Myners principles likely to remain voluntary
The National Association of Pension Funds (NAPF) believes that whilst trustees are by and large abiding by the 10 voluntary principles articulated in Paul Myners' 2001 report into institutional investment, they should be replaced by six higher level principles and overseen by the Pensions Regulator rather than the Treasury.

PPF levy net widens
Schemes that are as much as 140% funded will be required to contribute to the PPF levy in 2008/09 and only schemes that are at least 120% funded will benefit from a reduced levy. While the levy is currently based on a scheme’s funding position and the strength of the sponsor’s covenant, it is likely that the scheme’s investment strategy will shortly be taken into consideration.

Buyouts online
Meanwhile, innovation continues to abound in the buyout market. Paternoster secured the transfer of oil exploration company, Lasmo’s £150m defined benefit pension scheme in the UK’s largest online buyout auction. The auction, overseen by Mercer, saw some of the largest buyout firms compete on price to seal the deal.

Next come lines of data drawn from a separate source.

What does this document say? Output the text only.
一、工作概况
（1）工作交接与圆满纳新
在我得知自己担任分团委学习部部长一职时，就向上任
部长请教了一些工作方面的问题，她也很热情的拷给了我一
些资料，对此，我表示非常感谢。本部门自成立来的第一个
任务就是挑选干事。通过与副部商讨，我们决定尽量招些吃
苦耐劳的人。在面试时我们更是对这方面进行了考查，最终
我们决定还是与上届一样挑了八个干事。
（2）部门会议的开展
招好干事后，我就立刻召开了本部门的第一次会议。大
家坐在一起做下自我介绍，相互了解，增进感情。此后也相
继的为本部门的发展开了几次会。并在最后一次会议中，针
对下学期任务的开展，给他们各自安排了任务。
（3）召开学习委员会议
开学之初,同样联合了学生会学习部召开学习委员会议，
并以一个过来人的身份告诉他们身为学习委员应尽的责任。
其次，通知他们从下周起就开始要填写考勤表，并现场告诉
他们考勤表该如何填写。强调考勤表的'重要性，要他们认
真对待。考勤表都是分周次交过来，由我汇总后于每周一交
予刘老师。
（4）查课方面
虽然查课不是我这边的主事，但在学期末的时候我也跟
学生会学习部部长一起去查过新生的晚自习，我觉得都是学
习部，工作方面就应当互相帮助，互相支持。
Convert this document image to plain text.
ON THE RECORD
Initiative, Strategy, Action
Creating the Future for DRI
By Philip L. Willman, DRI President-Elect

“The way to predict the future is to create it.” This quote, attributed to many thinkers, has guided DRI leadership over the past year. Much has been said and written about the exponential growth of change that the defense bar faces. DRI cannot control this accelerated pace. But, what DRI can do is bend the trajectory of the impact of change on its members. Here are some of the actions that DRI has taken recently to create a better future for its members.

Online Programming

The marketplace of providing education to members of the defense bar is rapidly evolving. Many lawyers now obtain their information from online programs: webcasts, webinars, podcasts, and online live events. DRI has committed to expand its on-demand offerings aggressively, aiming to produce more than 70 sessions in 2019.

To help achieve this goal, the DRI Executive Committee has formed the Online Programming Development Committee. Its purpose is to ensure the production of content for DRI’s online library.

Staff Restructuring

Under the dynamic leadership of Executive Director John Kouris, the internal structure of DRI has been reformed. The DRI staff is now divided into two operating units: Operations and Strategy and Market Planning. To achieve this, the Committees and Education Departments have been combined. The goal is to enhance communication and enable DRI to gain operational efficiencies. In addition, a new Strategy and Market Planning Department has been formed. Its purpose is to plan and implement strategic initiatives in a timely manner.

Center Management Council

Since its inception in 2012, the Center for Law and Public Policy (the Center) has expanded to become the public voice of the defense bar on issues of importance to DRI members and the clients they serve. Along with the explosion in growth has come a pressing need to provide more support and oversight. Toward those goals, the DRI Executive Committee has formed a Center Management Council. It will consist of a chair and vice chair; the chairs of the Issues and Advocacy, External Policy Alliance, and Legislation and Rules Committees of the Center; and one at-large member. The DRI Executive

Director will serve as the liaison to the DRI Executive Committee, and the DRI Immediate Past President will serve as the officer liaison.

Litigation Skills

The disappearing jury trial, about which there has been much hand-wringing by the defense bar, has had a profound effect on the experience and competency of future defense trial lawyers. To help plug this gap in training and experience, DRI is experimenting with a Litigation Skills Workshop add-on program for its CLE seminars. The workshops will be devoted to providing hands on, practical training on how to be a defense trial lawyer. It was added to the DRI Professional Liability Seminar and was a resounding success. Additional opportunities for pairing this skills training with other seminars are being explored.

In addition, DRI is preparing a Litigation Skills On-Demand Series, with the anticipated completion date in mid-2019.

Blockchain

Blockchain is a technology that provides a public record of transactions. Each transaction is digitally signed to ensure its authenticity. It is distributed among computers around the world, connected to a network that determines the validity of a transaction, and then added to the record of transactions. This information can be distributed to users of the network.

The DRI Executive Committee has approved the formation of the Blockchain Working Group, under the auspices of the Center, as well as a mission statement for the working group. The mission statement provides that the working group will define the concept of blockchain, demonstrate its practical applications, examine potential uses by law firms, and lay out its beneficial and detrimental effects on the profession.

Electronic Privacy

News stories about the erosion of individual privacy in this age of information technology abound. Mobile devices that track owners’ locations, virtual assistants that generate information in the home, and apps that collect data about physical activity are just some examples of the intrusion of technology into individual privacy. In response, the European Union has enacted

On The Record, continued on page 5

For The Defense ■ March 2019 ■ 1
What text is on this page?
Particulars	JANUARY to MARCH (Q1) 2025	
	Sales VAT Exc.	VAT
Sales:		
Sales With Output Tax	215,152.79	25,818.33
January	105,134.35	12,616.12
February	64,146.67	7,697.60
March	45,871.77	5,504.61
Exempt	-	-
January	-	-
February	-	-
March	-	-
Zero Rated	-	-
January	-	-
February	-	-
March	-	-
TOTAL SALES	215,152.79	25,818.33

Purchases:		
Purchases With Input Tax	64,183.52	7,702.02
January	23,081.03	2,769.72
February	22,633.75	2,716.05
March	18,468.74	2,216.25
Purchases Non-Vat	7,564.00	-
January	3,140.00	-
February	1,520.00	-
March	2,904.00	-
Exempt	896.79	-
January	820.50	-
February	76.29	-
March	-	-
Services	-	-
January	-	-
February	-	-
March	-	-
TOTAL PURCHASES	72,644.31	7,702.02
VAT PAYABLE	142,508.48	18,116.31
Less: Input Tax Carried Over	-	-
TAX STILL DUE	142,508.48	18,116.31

Pensions Corporation acquires Telent
The Pensions Corporation has succeeded in its acquisition of Telent, the telecoms equipment manufacturer, but has been asked by Unite, the union that represents Telent’s 2,000 employees, for firm assurances on the funding and management of the scheme assets and job security.

Green thinking
FairPensions, the responsible investment campaigns group, found that half of the UK’s 20 largest pension schemes, with assets totalling nearly £300bn, do not have a formal policy on environmental, social and governance (ESG) issues. Meanwhile, research currently being undertaken by Cardiff University, working in conjunction with the Association of Chartered Certified Accountants (ACCA), into how trustees’ perceive and approach ESG issues, is to be circulated to policymakers and the media alike in an effort to promote ESG factors within pension provision.

And finally…
…the Pensions Watch team would like to thank all of our readers for their comments and observations throughout the year. We wish you all a very Merry Christmas and a Happy, Healthy and Prosperous New Year and look forward to bringing you more of the latest on pensions in 2008.